What if you break a spoke on a bike ride? How long will this set you back? What if you leave a set of swim goggles at the pool, and you go back to the lost and found and they're lost? Think ahead.

If it were me, I'd buy a second set of cheap training wheels before I bought my first set of race wheels. I'd buy a second set of goggles before my first set of speed laces. You've earned your workout time. Don't cheat yourself out of it.

THE NATURE OF ROUTINE
Finally, let's talk about what happens when you fall off the wagon. The more days off you take, the less likely you're going to feel like restarting your routine. So, I don't plan days off—there are no days off on my training schedule.

Of course, I do end up with days off. Why? Because in my busy life, days off take care of themselves. Sometimes, notwithstanding the placement of training atop my hierarchy of daily tasks, life impinges. Last week my father had surgery, and I was there at the hospital, which meant I wasn't working out. Day off.

This past week, the swim nicked me. My workout days included four doubles, all of which consisted of a swim and a land based activity. The swim workouts were all high heart rate (my mistake), and this forced a day off, which I recognized as a needed day off when I arose that morning. If you take it when you need it, then you only have to take one.

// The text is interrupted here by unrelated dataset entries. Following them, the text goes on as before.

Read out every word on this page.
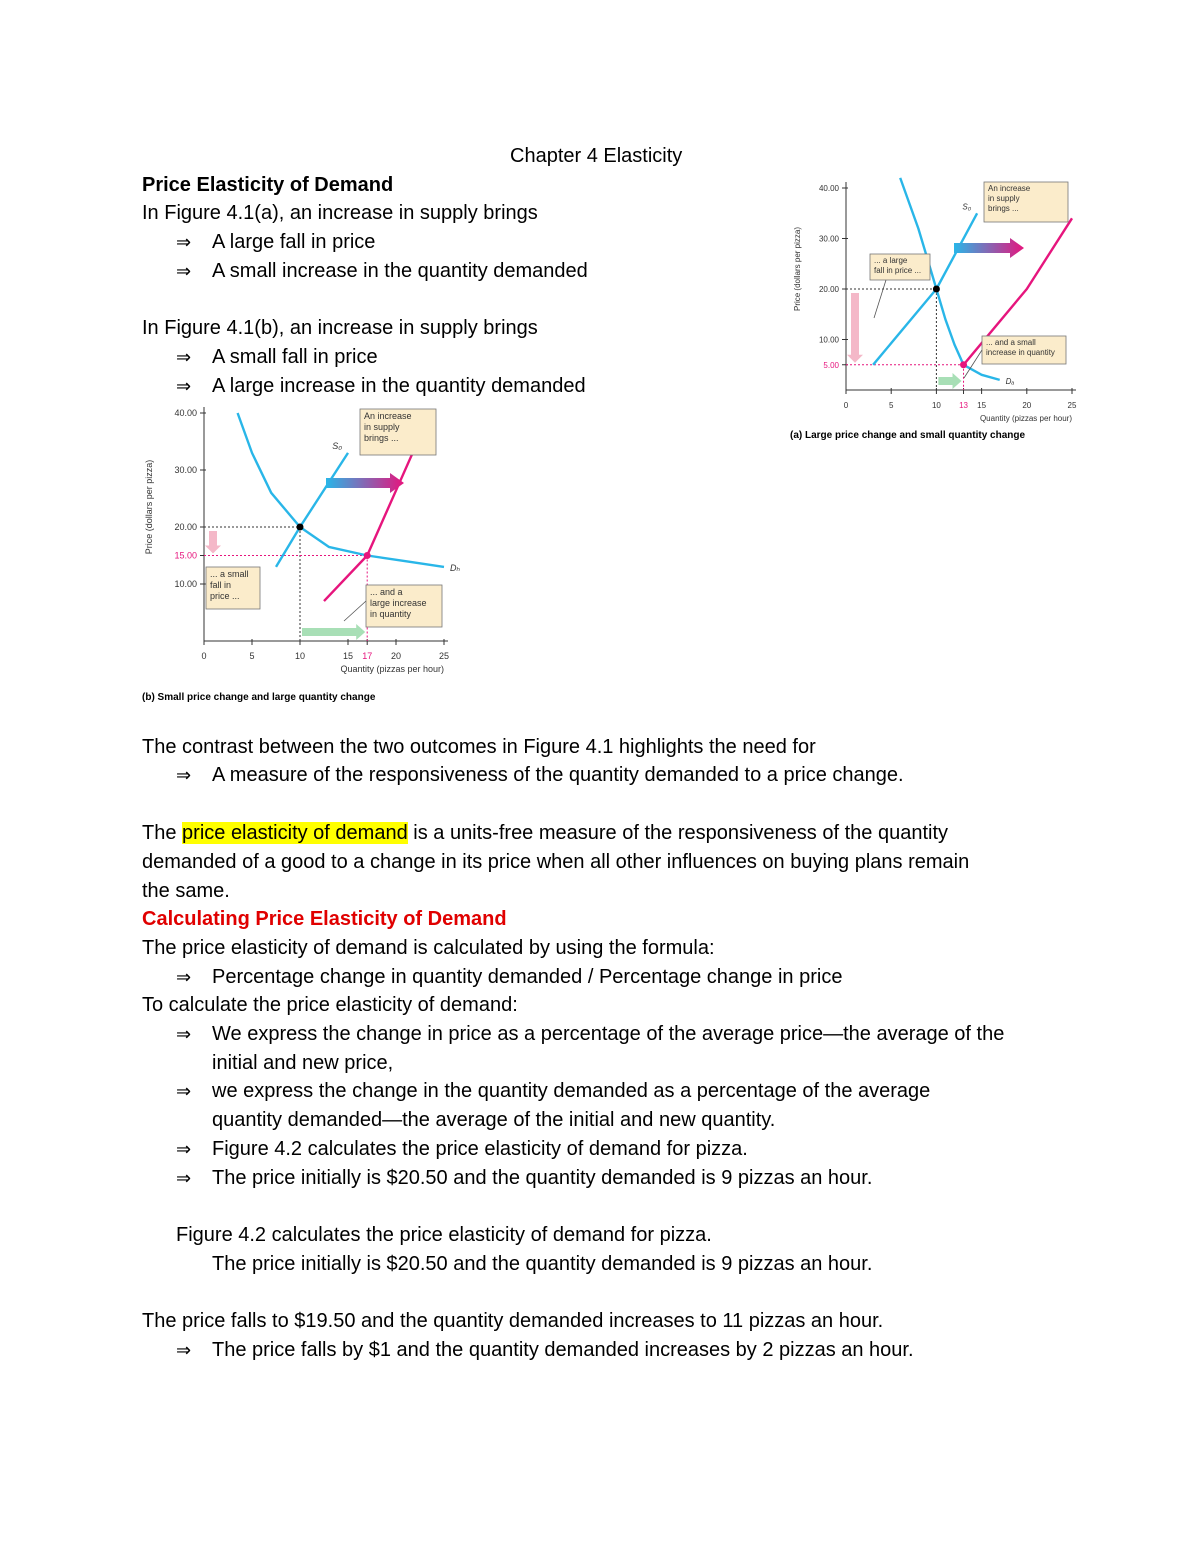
Chapter 4 Elasticity
Price Elasticity of Demand
In Figure 4.1(a), an increase in supply brings
⇒ A large fall in price
⇒ A small increase in the quantity demanded
In Figure 4.1(b), an increase in supply brings
⇒ A small fall in price
⇒ A large increase in the quantity demanded
The contrast between the two outcomes in Figure 4.1 highlights the need for
⇒ A measure of the responsiveness of the quantity demanded to a price change.
The price elasticity of demand is a units-free measure of the responsiveness of the quantity
demanded of a good to a change in its price when all other influences on buying plans remain
the same.
Calculating Price Elasticity of Demand
The price elasticity of demand is calculated by using the formula:
⇒ Percentage change in quantity demanded / Percentage change in price
To calculate the price elasticity of demand:
⇒ We express the change in price as a percentage of the average price—the average of the
initial and new price,
⇒ we express the change in the quantity demanded as a percentage of the average
quantity demanded—the average of the initial and new quantity.
⇒ Figure 4.2 calculates the price elasticity of demand for pizza.
⇒ The price initially is $20.50 and the quantity demanded is 9 pizzas an hour.
Figure 4.2 calculates the price elasticity of demand for pizza.
The price initially is $20.50 and the quantity demanded is 9 pizzas an hour.
The price falls to $19.50 and the quantity demanded increases to 11 pizzas an hour.
⇒ The price falls by $1 and the quantity demanded increases by 2 pizzas an hour.
5.00
10.00
20.00
30.00
40.00
0	5	10 13 15	20	25
Quantity (pizzas per hour)
Price (dollars per pizza)
Dₐ
S₀
An increase
in supply
brings ...
... a large
fall in price ...
... and a small
increase in quantity
(a) Large price change and small quantity change
10.00
15.00
20.00
30.00
40.00
0	5	10	15 17 20	25
Quantity (pizzas per hour)
Price (dollars per pizza)
Dₕ
S₀
An increase
in supply
brings ...
... a small
fall in
price ...	... and a
large increase
in quantity
(b) Small price change and large quantity change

Still, the pressure is on to get back at it the following day. Each day you take off, the inertia is there to take yet another day off. Like water rushing to fill a void, your schedule, your routine, your job, your family, your chores, all rush fill up that void that only yesterday, or the day before, was filled by your training.

If you're not on a good routine now, then just start. Start today, or tomorrow. Get one day in. Just one workout. That gets the inertia going in the other direction. The second workout adds further energy to the flywheel, and the third workout, and the fourth, become easier. Once you've got four weeks, or six, or eight, of base under your belt, it's time to sift in a bit of speed.